South Africa eased surprisingly well into its first national coalition government after the 2024 election, but the glow faded quicker than you can say GNU.
The 10-party GNU that is leading the seventh administration came together in just two weeks. The reality has now hit home that coalition building is a great deal more complex than the parties to the GNU had expected.
The first major crisis was the budget. This dispute is still unresolved and it threatens to unravel the GNU in its current configuration. If the political will is there, members of the GNU need to go back to the drawing board and look at countries with decades-long experience in national coalitions for guidance.
Germany’s ambassador to South Africa, Andreas Peschke, has written extensively about his country’s experience in coalition building. As it happens, in the past two weeks German conservatives under Friedrich Merz agreed to a coalition deal with the centre-left Social Democrats, based on a “treaty” spanning 144 pages and aimed at reviving growth in Europe's largest economy.
“We have fairly detailed coalition agreements,” Peschke tells the FM. “Actually we call them coalition treaties, though they are not treaties in a legal sense, but they are politically binding.”

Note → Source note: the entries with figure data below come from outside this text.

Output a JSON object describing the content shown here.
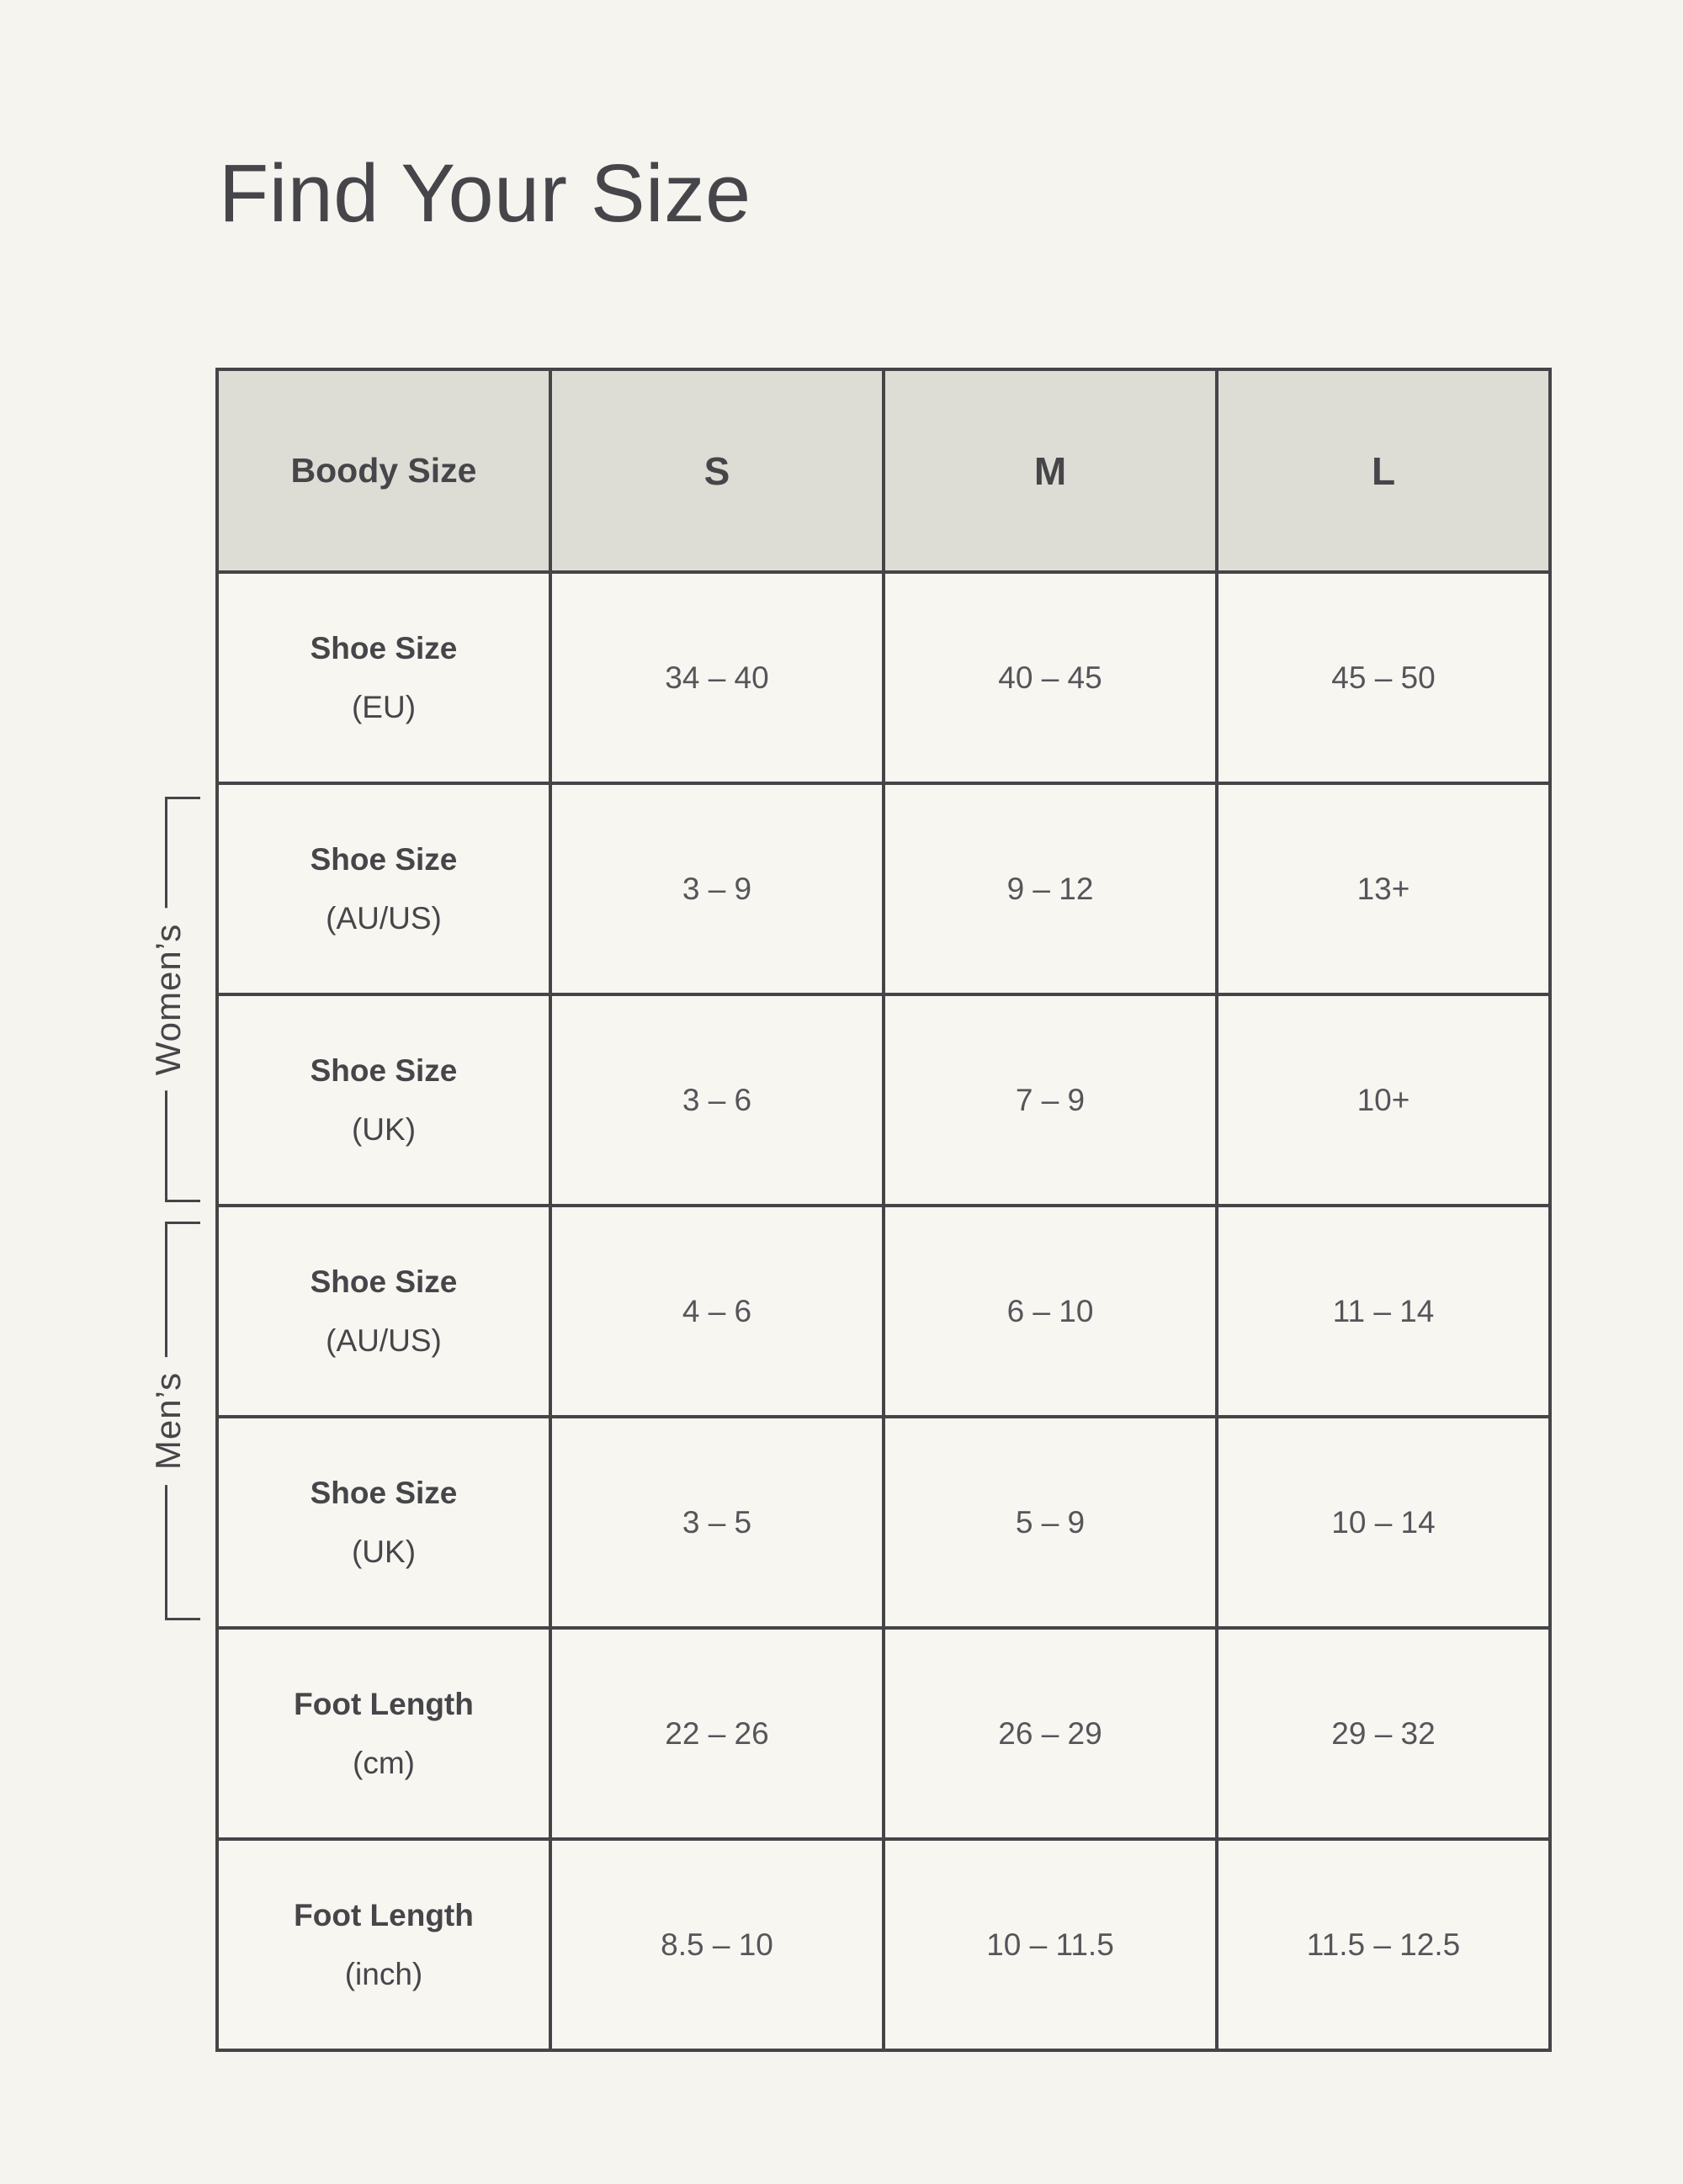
{
  "title": "Find Your Size",
  "side_labels": {
    "womens": "Women’s",
    "mens": "Men’s"
  },
  "colors": {
    "page-bg": "#F5F4EF",
    "cell-bg": "#F7F6F1",
    "header-bg": "#DEDDD5",
    "border": "#454548",
    "text": "#46464A",
    "value-text": "#55555A"
  },
  "chart_data": {
    "type": "table",
    "title": "Find Your Size",
    "columns": [
      "Boody Size",
      "S",
      "M",
      "L"
    ],
    "rows": [
      {
        "label": "Shoe Size",
        "unit": "(EU)",
        "group": "",
        "S": "34 – 40",
        "M": "40 – 45",
        "L": "45 – 50"
      },
      {
        "label": "Shoe Size",
        "unit": "(AU/US)",
        "group": "Women’s",
        "S": "3 – 9",
        "M": "9 – 12",
        "L": "13+"
      },
      {
        "label": "Shoe Size",
        "unit": "(UK)",
        "group": "Women’s",
        "S": "3 – 6",
        "M": "7 – 9",
        "L": "10+"
      },
      {
        "label": "Shoe Size",
        "unit": "(AU/US)",
        "group": "Men’s",
        "S": "4 – 6",
        "M": "6 – 10",
        "L": "11 – 14"
      },
      {
        "label": "Shoe Size",
        "unit": "(UK)",
        "group": "Men’s",
        "S": "3 – 5",
        "M": "5 – 9",
        "L": "10 – 14"
      },
      {
        "label": "Foot Length",
        "unit": "(cm)",
        "group": "",
        "S": "22 – 26",
        "M": "26 – 29",
        "L": "29 – 32"
      },
      {
        "label": "Foot Length",
        "unit": "(inch)",
        "group": "",
        "S": "8.5 – 10",
        "M": "10 – 11.5",
        "L": "11.5 – 12.5"
      }
    ]
  }
}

He points out that coalition models cannot necessarily be transferred. Different political systems and conditions shape them from country to country. For instance, Germany has a 5% threshold of votes for political parties to enter parliament, while in the neighbouring Netherlands, also run by a coalition government, there are no thresholds.
As South Africa’s coalition baptism of fire continues, the idea of a “treaty” or guiding document is a valuable one, which the 10-party GNU did not take the time to negotiate and enact.
Peschke says the German document is detailed, down to the level of priorities for each government department. “It has 144 pages, so it’s quite long, and the charm of this is that in these documents we have a fairly detailed programme for the next legislative cycle.
“Basically, everybody is on the same page, and it gives instructions on what to do, what kind of legislative initiatives to take for the incoming government. If you put it down to the work of individual ministries, it’s also a work programme based on the political priorities of the new coalition. So we found it quite helpful, because it gives a stable framework to the coalition.”
Such an agreement could have averted the impasse over the budget. But in South Africa, the time allowed between the announcement of the election result and the election of the president is just two weeks.
Peschke says: “After our most recent election, at the end of February, it took the political parties basically six weeks to negotiate the coalition treaty — this was actually quite fast for our standards. We had times when they needed eight weeks or even a couple of months.
“Obviously, in a system where parliament, as in South Africa, has two weeks to reconvene and to vote for a new president, that is a very short period. So it makes it very difficult. I think it’s impossible to negotiate a detailed document like ours in such a short time.”
Another benefit of such an agreement, which would require compromise from all sides, is that parties can be held accountable to it, as priorities are outlined from the outset.
“The success or not of the coalition and of the individual partners can actually be measured against what they contracted to do,” says Peschke. “So voters will see what they promised in the electoral campaign, and how much of their programme issues can be found in the coalition agreement.”
After the latest talks between the ANC and the DA, parties agreed that a “reset” was necessary to move the coalition forward, but there are pitfalls.
The “reset” could mean a whole new arrangement, where the GNU is overhauled to the exclusion of the DA and the FF Plus. There could be a far-reaching cabinet reshuffle and a shake-up of the coalition government in KwaZulu-Natal and possibly the Northern Cape.
It could also mean that the existing parties agree to reach a much more detailed understanding on the way forward, a “middle of the road” option, which could perhaps include a German-style coalition treaty. This would seem the best option in terms of stability and confidence.
But the impasse over the budget has hardened attitudes in the ANC, particularly among those who were not in favour of a tie-up with the DA from the outset. There are similar divisions in the DA. Internal party dynamics may in the end trump the reality that the GNU, as it exists now, has the best shot at taking South Africa forward.
Peschke says he cannot give advice to South Africa in its coalition-building endeavours, but adds that the GNU has “done quite a lot of important work. It’s really crucial to build trust, and this is a process — you don’t build trust in a day and then that’s it. You need to build trust basically every day.”